SATURDAY
November 8
SESSION 1
8:20 – 8:35 |
INTRAVENOUS IMMUNOGLOBULIN (IVIG) USE IN DERMATOLOGY IN CANADA
Neil Shear
History:
Immunoglobulin therapy was introduced in the 1950’s for the treatment of X-linked agammaglobulinemia. It is currently licensed in Canada for the treatment of primary and secondary immunodeficiency diseases, allogeneic bone marrow transplantation, B-cell chronic lymphocytic leukemia, pediatric HIV infection, Kawasaki disease, and idiopathic thrombocytopenic purpura. In addition, IVIG has been used in a variety of other immune-mediated indications including transplantation medicine and autoimmune and inflammatory diseases. Due to IVIGs immune-regulatory effects, several attempts have been made to use IVIG therapy in various skin diseases. The best accepted of those are toxic epidermal necrolysis and pemphigus vulgaris (and related diseases).
Different products:
IVIG is a concentrated preparation of pooled polyclonal human antibodies obtained from thousands of healthy donors. The large number of plasma donors contributing to the plasma pool provides IVIG preparations with a complete collection of antibodies directed against non-self and self-antigens. IVIG is composed largely of monomeric IgG, with small amounts of IgA and trace amounts of IgM. Several manufacturers of fractionated blood products dominate the IVIG supply market worldwide. Currently 4 licensed IVIG products are provided by Canadian Blood Services: 10% CBS/Hema-Quebec IVIG (manufactured by Bayer from Canadian plasma), GamimuneâN S/D10% (manufactured by Bayer), Gammagard S/D, and Iveegam (both manufactured by Baxter). In 2003, Bayer is supplying approximately 80% of Canada’s IVIG. The company introduced IVIG in the early 1980’s and has played a leading role in setting worldwide industry standards in the preparation of plasma for IVIG production, including donor screening, plasma procurement, plasma testing, process control, and quality assurance procedures. The newest product is Gamunexä. This is a 10% IVIG produced by caprylate virus inactivation and column chromatograpy. The Gamunex process requires significantly fewer steps, has a 70% shorter processing time, yields up to 30% more IgG, and produces a more purified final product compared with current products. Gamunex may be safely given at much faster rates, having the potential to reduce the patient’s infusion time up to 50%.
Clinical use:
IVIG has been considered a major advance in the treatment of TEN and in some centres is considered first line therapy. Mortality has been reported to decrease from 15 - 20% to 10%. But the results from all studies are not in agreement. No controlled studies have been published. IVIG is used in our Burn Unit for TEN. The dose is 1 gram / kg body weight /day for 3 days. This is based on the recent studies of a Swiss group (1), where total doses greater than 2.5 grams / kg had the best results.

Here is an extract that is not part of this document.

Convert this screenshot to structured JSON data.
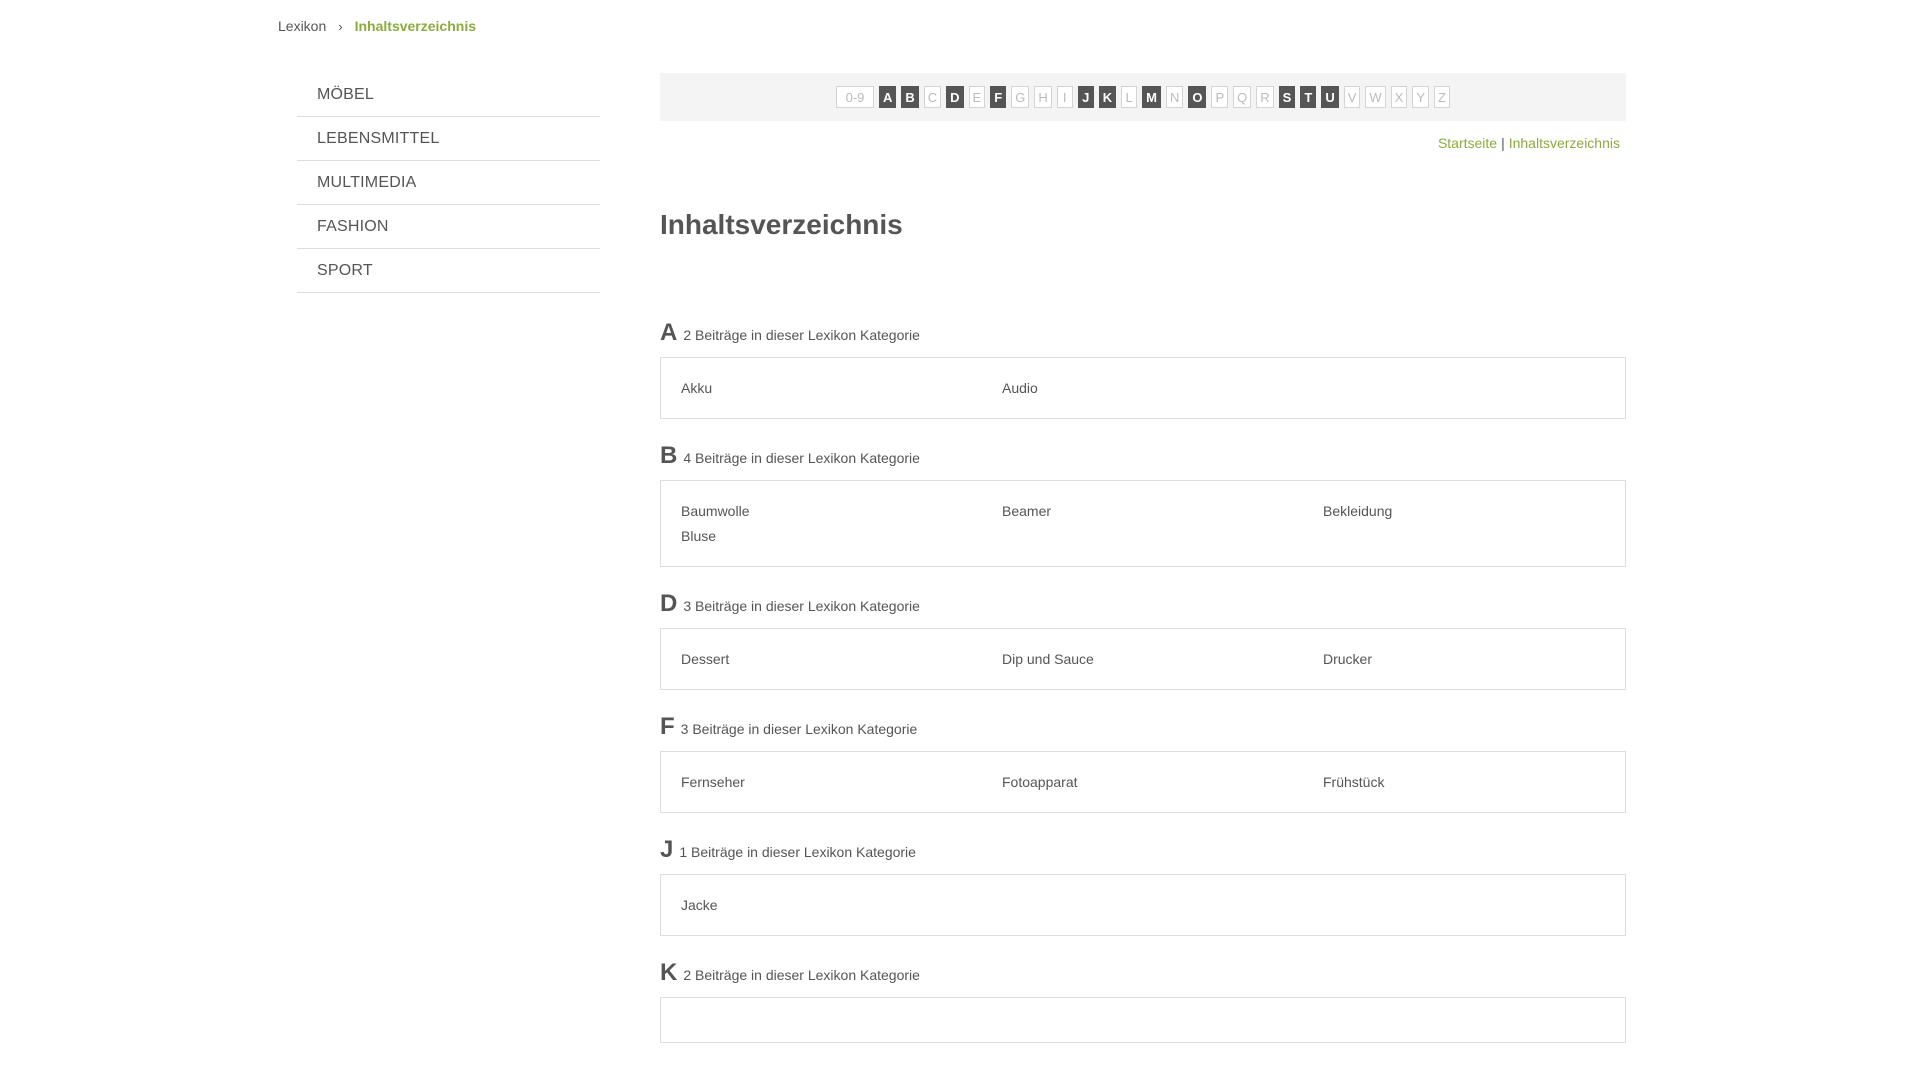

In pemphigus IVIG is a useful second-line therapy. A recent review (2) suggested that doses of 1 gram / kg body weight / day for 2 days and repeated monthly to start, was a simple and useful protocol. But for pemphigus there have been no controlled studies.
Adverse reactions associated with the use of IVIG are usually mild and self-limiting (<1% of patients). Reactions such as headache, back pain, chills, flushing, fever, hypertension, myalgia, nausea and vomiting appear to be related to infusion rate rather than the dose. Patients with a history of migraine have a greater frequency of developing headaches. High infusion rates and high doses are potential risk factors for thrombotic events in at-risk patients.
References:
(1) Prins C, et al. Treatment of toxic epidermal necrolysis with high-dose intravenous immunoglobulins: multicenter retrospective analysis of 48 consecutive cases. Arch Dermatol. 2003 Jan;139(1):26-32.
(2) Ahmed AR, Dahl MV. Consensus statement on the use of intravenous immunoglobulin therapy in the treatment of autoimmune mucocutaneous blistering diseases. Arch Dermatol. 2003 Aug;139(8):1051-9.